First, there’s a prevailing, taken for granted, view today that turning inward to reflect and wonder is something we do on the side, like a hobby or diversion, rather than a vital, central pursuit. The predominant social narratives that shape our thinking emphasize an external orientation. From birth, we are thrown into a culture that tells us what is required to be successful. Our everyday self becomes what Martin Heidegger called the “they-self,” the self that follows the crowd and does what “they” do. The “they-self” calls the shots, telling us what we need to do and acquire to look good and measure up. “One of the clearest dangers in modern society,” observed John Gardner, “is that men and women will lose the experience of participating in meaningful decisions concerning their own life and work, that they will become like cogs in the machine because they feel like cogs in the machine…. They tend to accept the spectator role and to sink into passivity.”
Second, our business and busyness carry the day. In preoccupying ourselves with maintaining our pace and position on the hamster wheel, almost blindly following the herd, we lose the awe and mystery of existence in a tranquilized and habitual world. In those moments when we sense that the world needs a radically different course, we say to ourselves and to others, “I’m too busy. I’m swamped. That’s not my problem. I can’t do anything about that anyway. That’s just the way the world is.” Endlessly distracted by this fire or that burning issue, the only good day is the one where we get through our checklist.
Third, we tend to live our lives as if we are derivatives of the Big Bang, rather than an on-going part of. When we live as if we are random by-products of an impersonal universe, we occur for ourselves (and other occur for us) as something like separate objects with properties – physical properties, psychological properties, and personal property (possessions, titles, positions). Driven by the need to be valid and validated, we stoke any fire that will feed those emotions that tell us we’re worthy, legitimate, and important. We buy fancy cars, pay for face lifts, and brag about how busy we are. We don’t consider that maybe each of us is part of the process in and through which the universe is unfolding, evolving, and revealing itself. To make all of this less theoretical and more practical, let’s assume for a moment that who you are most fundamentally is not an object with properties but rather a unique manifestation (disclosure) of the universe. In the elegant words of Lewis Mumford, “The physical universe is unable to behold itself, except through the eyes of man, unable to speak for itself, except through the human voice….” Thus, if you take Mumford’s words at face value, the unfolding of the universe, and in particular the future of our planet, is very much up to each of us. It is by means of the inward journey that we begin to discover who we really are.

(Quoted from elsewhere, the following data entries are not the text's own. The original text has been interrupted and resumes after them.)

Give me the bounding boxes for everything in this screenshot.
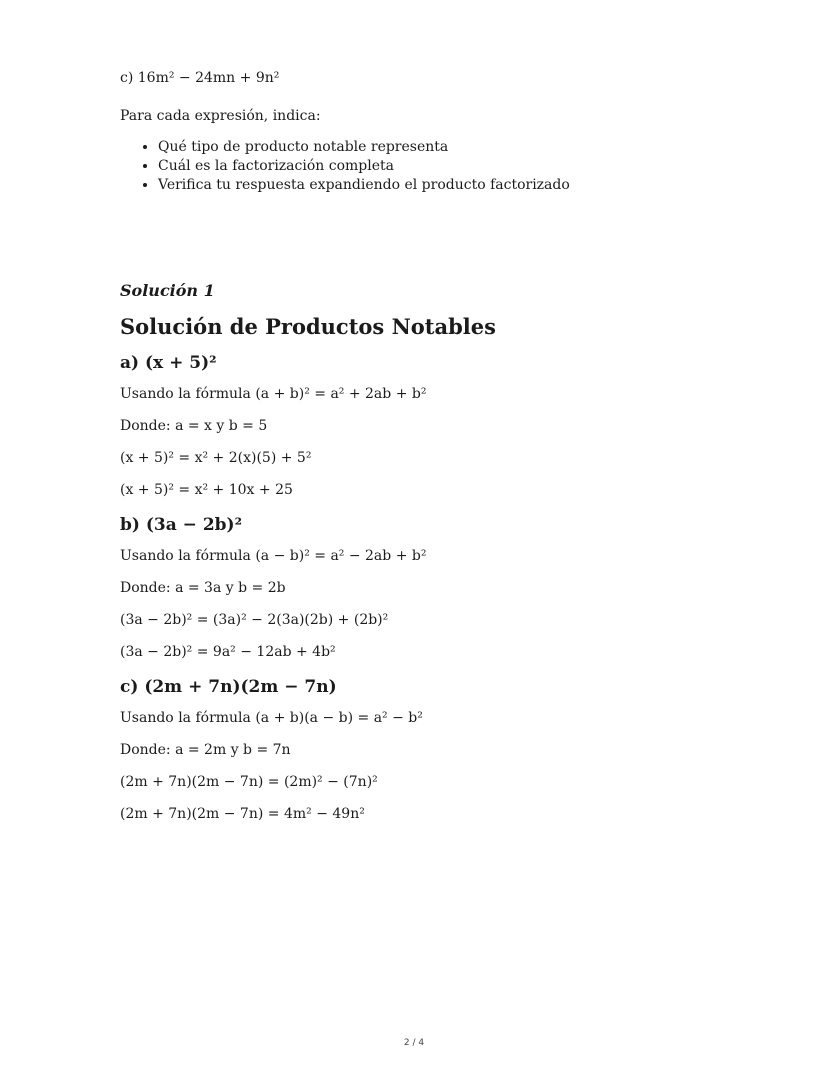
page-content: [120, 60, 720, 825]
section-c-step1: (2m + 7n)(2m − 7n) = (2m)² − (7n)²: [120, 774, 378, 790]
section-c-step2: (2m + 7n)(2m − 7n) = 4m² − 49n²: [120, 806, 365, 822]
section-a-where: Donde: a = x y b = 5: [120, 418, 268, 434]
page-number: 2 / 4: [403, 1038, 425, 1048]
section-b-where: Donde: a = 3a y b = 2b: [120, 580, 286, 596]
solution-title: Solución de Productos Notables: [120, 314, 496, 339]
list-item: • Qué tipo de producto notable representa: [158, 138, 720, 157]
section-b-formula: Usando la fórmula (a − b)² = a² − 2ab + b²: [120, 548, 427, 564]
section-c-where: Donde: a = 2m y b = 7n: [120, 742, 291, 758]
section-b-heading: b) (3a − 2b)²: [120, 515, 243, 535]
instructions-list: [120, 138, 720, 195]
section-b-step1: (3a − 2b)² = (3a)² − 2(3a)(2b) + (2b)²: [120, 612, 389, 628]
solution-label: Solución 1: [120, 281, 215, 300]
section-a-step2: (x + 5)² = x² + 10x + 25: [120, 482, 293, 498]
instructions-text: Para cada expresión, indica:: [120, 108, 321, 124]
exercise-item-c: c) 16m² − 24mn + 9n²: [120, 70, 280, 86]
list-item: • Verifica tu respuesta expandiendo el producto factorizado: [158, 176, 720, 195]
section-b-step2: (3a − 2b)² = 9a² − 12ab + 4b²: [120, 644, 336, 660]
section-c-heading: c) (2m + 7n)(2m − 7n): [120, 677, 337, 697]
section-a-step1: (x + 5)² = x² + 2(x)(5) + 5²: [120, 450, 312, 466]
section-c-formula: Usando la fórmula (a + b)(a − b) = a² − b²: [120, 710, 423, 726]
section-a-heading: a) (x + 5)²: [120, 353, 217, 373]
list-item: • Cuál es la factorización completa: [158, 157, 720, 176]
section-a-formula: Usando la fórmula (a + b)² = a² + 2ab + b²: [120, 386, 427, 402]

Finally, many people don’t know what the Inward Journey of Leadership entails. We often think of it as something mysterious or otherworldly, too elusive to get our hands on. But there are easily accessible practices to get you started (see How Do I Get Started on the Inward Journey?). Your path is your own; only you can blaze that path. If your path is all laid out in front of you, then it’s not yours. You create your journey with each step you take. Unless and until we embark on the inward journey of leadership, which is where the source of our wisdom resides and where transformation begins, we will fail to adequately address our biggest and ugliest problems. We must make this journey because as Huston Smith said, “As human beings we are made to surpass ourselves and are truly ourselves only when we are transcending ourselves.”